We're not picky. We'll take anything and everything at this point — rooms in people's homes, basement suites, apartment suites.- Chris Friesen, Immigrant Services Society of B.C.
Refugees receive the equivalent of social assistance for the first year from the government. In Vancouver, for example, for a family of four, that works out to about $1,350 a month for food, shelter and transport, making finding an apartment a daunting prospect.
"Housing is the No. 1 priority," says Friesen, calling on Canadians to think about what they might contribute.
"We're not picky. We'll take anything and everything at this point — rooms in people's homes, basement suites, apartment suites," he added.

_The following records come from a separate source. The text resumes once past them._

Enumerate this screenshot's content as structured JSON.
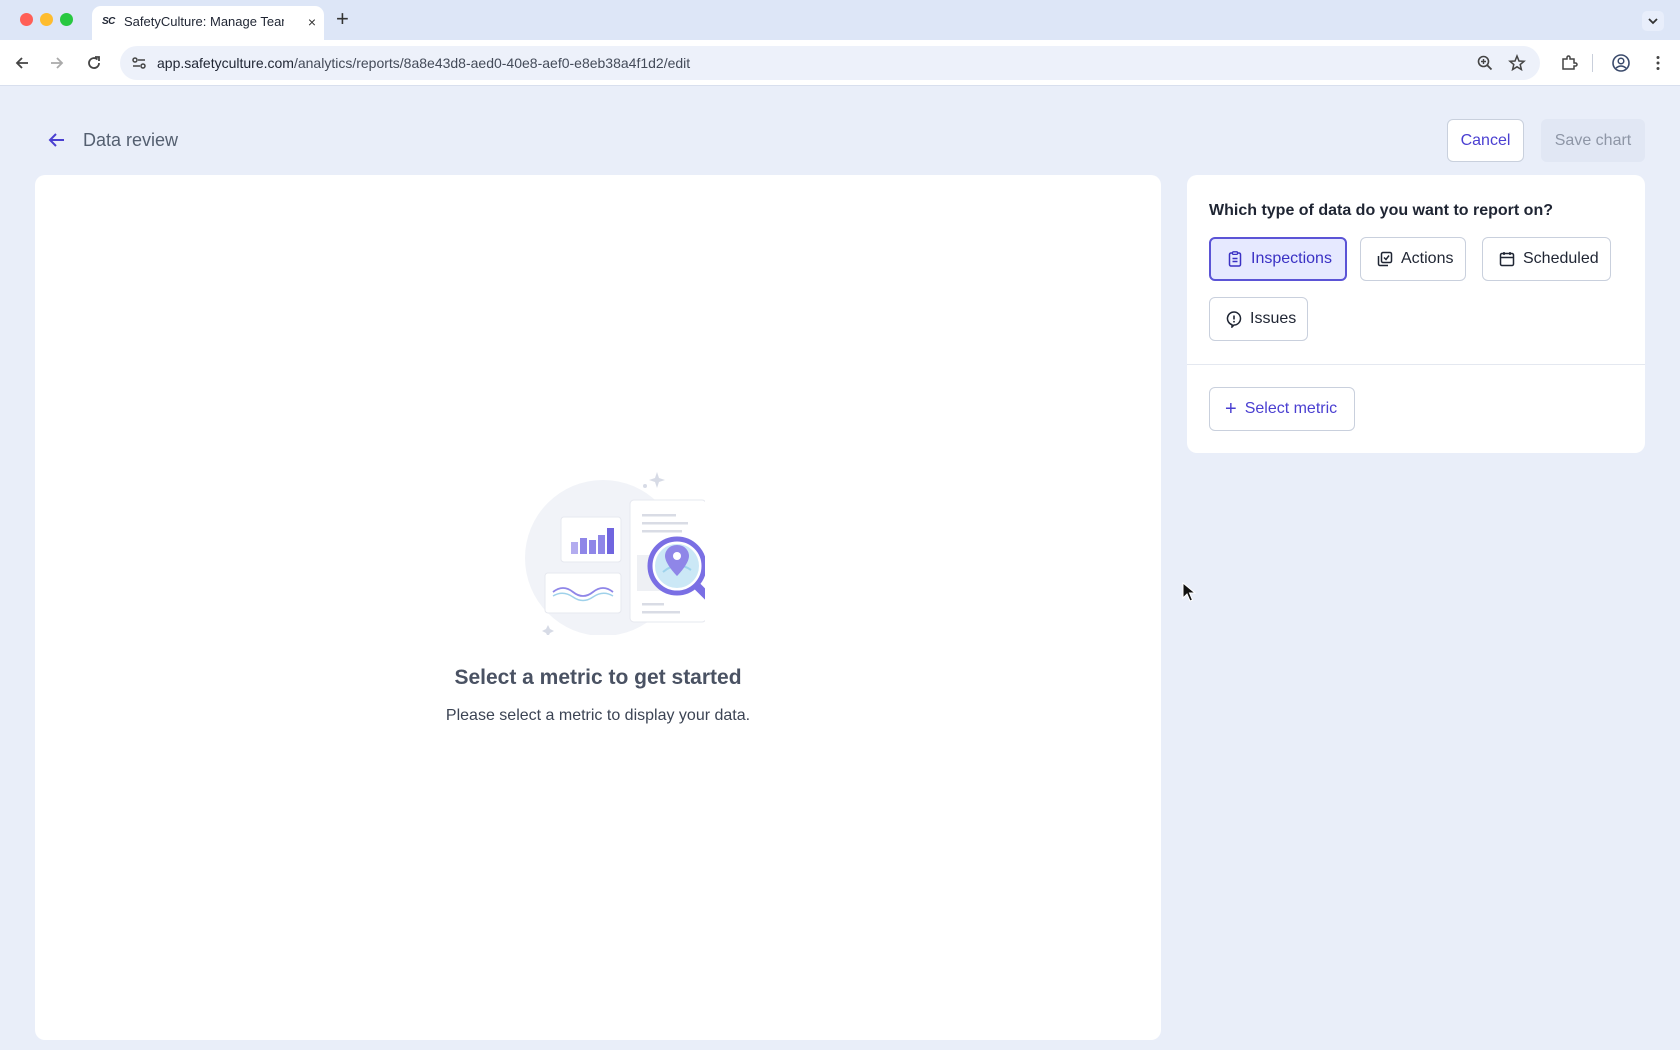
{
  "browser": {
    "tab_title": "SafetyCulture: Manage Teams",
    "tab_favicon_text": "SC",
    "url_domain": "app.safetyculture.com",
    "url_path": "/analytics/reports/8a8e43d8-aed0-40e8-aef0-e8eb38a4f1d2/edit",
    "new_tab_symbol": "+",
    "close_symbol": "×"
  },
  "header": {
    "title": "Data review",
    "cancel_label": "Cancel",
    "save_label": "Save chart"
  },
  "empty_state": {
    "title": "Select a metric to get started",
    "subtitle": "Please select a metric to display your data."
  },
  "data_type_panel": {
    "question": "Which type of data do you want to report on?",
    "options": [
      {
        "label": "Inspections",
        "icon": "clipboard-icon",
        "selected": true
      },
      {
        "label": "Actions",
        "icon": "actions-icon",
        "selected": false
      },
      {
        "label": "Scheduled",
        "icon": "calendar-icon",
        "selected": false
      },
      {
        "label": "Issues",
        "icon": "alert-bubble-icon",
        "selected": false
      }
    ],
    "select_metric_label": "Select metric",
    "select_metric_symbol": "+"
  },
  "colors": {
    "accent": "#4a3fd1",
    "selected_bg": "#e6e9ff",
    "page_bg": "#e9eef9"
  }
}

At this point it's unclear where the refugees may end up, but if they are distributed across the country, as current refugees are, even smaller cities like Prince Albert, Sask., Medicine Hat, Alta., or Victoriaville, Que., may be each asked to take more than 200 new refugees — four times the number of initial targets for 2015.
Municipalities and provincial departments will need to co-ordinate things like education. Up to 35 per cent of the Syrian refugees will be children and young people under 18. They'll need to join schools in mid-year, often without English skills.